Okay, so you’re headed to Parkgate Street anyway, to check Ryan’s out (previous post). Stall the ball. (That’s Hiberno-English for “hold on”. We want to keep this authentic folks.) There’s a noteworthy neighbouring haunt here worth a visit: Nancy Hands. A much larger venue than its quaint Parkgate Street companion, and much younger in its current form – although refurbishments were in keeping with the original Victorian style. The beauty of Nancy Hands is that, despite the vast scale of the two-storey premises, it manages to keep that cosy, almost ‘country pub’ feel to it. This is down to the division of the place into areas, the downstairs has three bars referred to as the Coffee Bar, the Whiskey and Cocktail Bar and The Snug Bar. The restaurant and piano bar are on the second floor.

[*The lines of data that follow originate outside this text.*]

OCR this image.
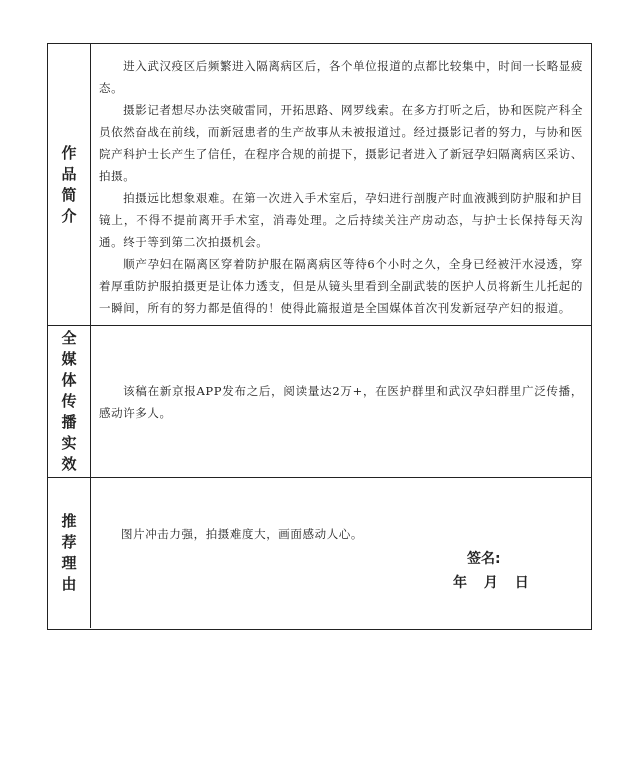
作品简介

进入武汉疫区后频繁进入隔离病区后，各个单位报道的点都比较集中，时间一长略显疲态。

摄影记者想尽办法突破雷同，开拓思路、网罗线索。在多方打听之后，协和医院产科全员依然奋战在前线，而新冠患者的生产故事从未被报道过。经过摄影记者的努力，与协和医院产科护士长产生了信任，在程序合规的前提下，摄影记者进入了新冠孕妇隔离病区采访、拍摄。

拍摄远比想象艰难。在第一次进入手术室后，孕妇进行剖腹产时血液溅到防护服和护目镜上，不得不提前离开手术室，消毒处理。之后持续关注产房动态，与护士长保持每天沟通。终于等到第二次拍摄机会。

顺产孕妇在隔离区穿着防护服在隔离病区等待6个小时之久，全身已经被汗水浸透，穿着厚重防护服拍摄更是让体力透支，但是从镜头里看到全副武装的医护人员将新生儿托起的一瞬间，所有的努力都是值得的！使得此篇报道是全国媒体首次刊发新冠孕产妇的报道。

全媒体传播实效

该稿在新京报APP发布之后，阅读量达2万+，在医护群里和武汉孕妇群里广泛传播，感动许多人。

推荐理由
图片冲击力强，拍摄难度大，画面感动人心。
签名:
年 月 日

‘Coffee Bar’ undersells it a bit, it’s definitely not a coffee bar, and you don’t need to have lived in Italy to know that. Yes it serves coffee, but so do petrol stations, and I have my doubts over whether anyone comes here for that purpose. (And if you do, that’s your own fault really.) My mother, who grew up a few miles down the road from Nancy Hands, says she had “the best beef & Guinness stew of my life” here, and actually we’ve eaten in the bar and upstairs in the restaurant many times, I’ll happily endorse the food (fantastic steak). A small, casual area with average barstools and tables, what stands out here are the fabulous Victorian glass cabinets behind the bar, bought from a chemist when Nancy Hand’s current owners took over. And they do lend a sort of apothecary feel to the bar, full of jars and glass vials and potion bottles. There’s a lovely old cashier’s desk sitting on the countertop, a wooden and glass casing with ‘cashier’ painted on the glass.
The Coffee Bar gives way down a few steps to the Whiskey and Cocktail bar, a dimly-lit, raw brick, cellar-like space with a gorgeous brick archway and fireplace. Vintage Guinness memorabilia is hanging everywhere – or to use the correct term (I learnt a new word): Guinntiques.
Traditionally, the snug or the snug bar was where the ladies would sit in Victorian pubs, while men would sit at the bar. The Snug Bar (believe it or not) is a great example of this – a lovely little pub in its own entity, with a separate entrance – keeping in line with the open fire, bare brick, memorabilia-laden atmosphere of the Whiskey and Cocktail bar, on a cosier scale. I think I might like to have a girls-only area of the pub nowadays…
The staircase is most definitely worth a mention, it was once housed in Trinity College, believe it or not, and featured in the movie ‘Educating Rita’ with Mr Michael Caine. They’re some pretty impressive staircase credentials.
Upstairs – what can only be described as a galley-like Guinntiquesville – has less of an authentic Victorian feel than downstairs, more of a mixed-bag and definitely more modern, but that’s okay too. Bit too much wood/pine for my taste but it definitely has character, and in fairness it’s the dining area rather than the pub. Lots of little gems to take it – the antique clocks and furniture, and a really jazzy archway I think looks like a 1950’s jukebox!
Very warm, chatty staff and a nice crowd – locals, people working nearby and in the courts, tourists.